You load a 4B parameter diffusion model. The card says “~13GB VRAM.” You have a 24GB GPU. That leaves 11GB free. Plenty, right?
Then you try generating a 2048×2048 image and get an OOM error. Where did all the memory go?
What Is “GPU Memory”?
A GPU isn’t one pool of memory. It’s a hierarchy with very different sizes and speeds.
| Memory | Size (H100) | Bandwidth | Role |
|---|---|---|---|
| HBM | 80 GB | 3.35 TB/s | Weights, activations, KV cache, everything |
| L2 Cache | 50 MB | ~5.5 TB/s | Recently accessed data (hardware-managed) |
| SMEM (per SM) | 256 KB | ~30 TB/s | Data actively being computed on |
| Registers (per SM) | 256 KB | Instant | Values mid-computation |
“GPU memory” and “VRAM” mean HBM. That’s what OOMs are about.
Architecture details from How to Think About GPUs by the Google DeepMind scaling team.
The Five Components: FLUX.2 klein 4B
Using FLUX.2 klein 4B . A 4B parameter rectified flow transformer, 4 inference steps, model card says ~13GB VRAM.
1. Model Weights (~8 GB), Fixed
4B params × 2 bytes (BF16) = 8 GB. Always in memory regardless of resolution or batch size. Includes the DiT transformer, text encoder, and VAE decoder.
With FP8: drops to ~4 GB. This is the single biggest win for memory-constrained deployment. Always validate output quality against a golden set after quantizing. Some models tolerate FP8 well, others show visible degradation on faces or fine text.
2. Activations (~2-8 GB), Scales with Resolution²
Intermediate tensors from every transformer layer. At 1024×1024 (sequence length ~4096): ~2 GB. At 2048×2048 (sequence length ~16384): ~8 GB.
Why quadratic: double the resolution → 4× the tokens → 4× the activations.
3. Attention and KV Cache (~1-6 GB), The Hidden Hog
Every attention layer computes Q, K, V matrices and attention scores over the full sequence. Within a single forward pass, these intermediate tensors must all live in memory simultaneously. Some newer architectures (like FLUX.2 klein 9B KV) also cache K/V across image editing references, adding further memory pressure.
At 2048×2048 (sequence length ~16K), attention memory can hit 6+ GB. This is why high-res OOMs. Weights don’t change with resolution. Attention memory does, quadratically.
4. VAE Decode (~1-4 GB), The Final Spike
Converting latent space to pixels creates large temporary tensors. Often the thing that pushes you over the edge at high resolution.

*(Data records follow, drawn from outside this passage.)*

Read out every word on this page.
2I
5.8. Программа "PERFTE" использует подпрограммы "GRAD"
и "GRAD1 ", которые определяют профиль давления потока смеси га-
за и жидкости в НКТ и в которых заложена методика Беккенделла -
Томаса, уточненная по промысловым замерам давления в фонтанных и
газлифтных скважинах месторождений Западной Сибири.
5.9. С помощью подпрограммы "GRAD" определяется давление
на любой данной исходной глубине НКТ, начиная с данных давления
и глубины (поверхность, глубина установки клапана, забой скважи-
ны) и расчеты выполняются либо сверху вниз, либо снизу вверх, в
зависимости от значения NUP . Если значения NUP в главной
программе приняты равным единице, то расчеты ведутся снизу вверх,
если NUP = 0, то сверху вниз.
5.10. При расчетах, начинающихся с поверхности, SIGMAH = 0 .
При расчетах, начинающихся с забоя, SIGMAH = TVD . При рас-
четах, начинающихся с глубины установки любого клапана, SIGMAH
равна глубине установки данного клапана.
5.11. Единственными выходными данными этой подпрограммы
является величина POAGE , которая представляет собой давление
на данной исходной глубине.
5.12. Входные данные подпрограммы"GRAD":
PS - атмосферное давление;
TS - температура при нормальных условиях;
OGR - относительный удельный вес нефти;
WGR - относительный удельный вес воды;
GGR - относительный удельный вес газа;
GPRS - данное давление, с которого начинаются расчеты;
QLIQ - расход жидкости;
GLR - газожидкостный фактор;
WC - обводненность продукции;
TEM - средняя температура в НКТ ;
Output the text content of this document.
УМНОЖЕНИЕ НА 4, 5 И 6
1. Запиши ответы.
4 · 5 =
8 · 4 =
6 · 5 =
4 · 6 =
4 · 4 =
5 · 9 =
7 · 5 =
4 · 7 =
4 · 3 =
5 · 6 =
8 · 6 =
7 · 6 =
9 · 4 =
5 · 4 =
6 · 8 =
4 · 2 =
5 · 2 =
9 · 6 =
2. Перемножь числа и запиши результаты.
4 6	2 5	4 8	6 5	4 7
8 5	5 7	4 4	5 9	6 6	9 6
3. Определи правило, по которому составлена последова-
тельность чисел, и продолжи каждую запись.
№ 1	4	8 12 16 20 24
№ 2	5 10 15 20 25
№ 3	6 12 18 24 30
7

5. Framework Overhead (~0.5 GB), The Tax
CUDA context, PyTorch allocator, memory fragmentation. The “where did my last gigabyte go?” tax.
The Numbers
| Component | 1024×1024 | 2048×2048 | What scales it |
|---|---|---|---|
| Weights | ~8 GB | ~8 GB | Parameter count (fixed) |
| Activations | ~2 GB | ~8 GB | Resolution² × batch |
| Attention / KV | ~1.5 GB | ~6 GB | Resolution² × layers |
| VAE Decode | ~1 GB | ~4 GB | Output resolution |
| Overhead | ~0.5 GB | ~0.5 GB | Fixed |
| Total | ~13 GB ✅ | ~26.5 GB ❌ |
Bandwidth: Why FP8 Helps Speed, Not Just Size
Even when the model fits, bandwidth determines speed. Reading 8 GB of weights on an H100 (3.35 TB/s) takes 2.4ms. With 4 steps, that’s 9.6ms just moving weights.
FP8 halves the bytes → halves the transfer time → faster inference. Caching skips the recomputation, reusing a previously stored result instead.
The ratio of compute to bandwidth is the arithmetic intensity. On an H100, you need ~295 FLOPs per byte to keep the GPU busy. Below that, the GPU waits for data.
What To Do About It
Reduce weights: FP8 quantization (4B params × 1 byte = 4 GB, down from 8 GB). Always do this first.
Reduce dynamic memory: CPU offloading moves the text encoder to RAM when unused. Reducing batch size to 1 is the simplest way to cut activation memory.
Trade memory for speed: Caching (TeaCache, DBCache) stores previous transformer outputs to skip redundant passes. This uses extra memory for the cache but cuts latency in half. On a memory-constrained GPU, disabling caching frees memory for higher resolutions at the cost of slower generation.
Distribute across GPUs: Weight sharding (HSDP), sequence splitting (Ulysses-SP, Ring-Attention), spatial VAE decode (VAE Patch Parallel).
Reduce generation time: Step distillation and guidance distillation cut the number of transformer passes from 50-100 down to 4-8. This does not reduce peak memory (each step uses the same amount), but it directly reduces wall-clock time and GPU cost per image.
Key Takeaways
- Weights are fixed. Everything else scales with resolution² × batch size.
- The model card number is for minimum resolution. Real usage can 2-3× it.
- Bandwidth matters as much as capacity. Fitting in memory ≠ fast inference.
- No single technique solves everything. Quantize weights to save memory, parallelize to scale, cache to trade memory for speed.
References
- Black Forest Labs. “FLUX.2 klein 4B”, 2025.
- Austin et al. “How to Think About GPUs”, Google DeepMind, 2025.
- NVIDIA. “H100 Tensor Core GPU”, 2023.
- Black Forest Labs. “FLUX.2 klein KV Cache”, 2025.
- Black Forest Labs. “FLUX.2: Frontier Visual Intelligence”, 2025.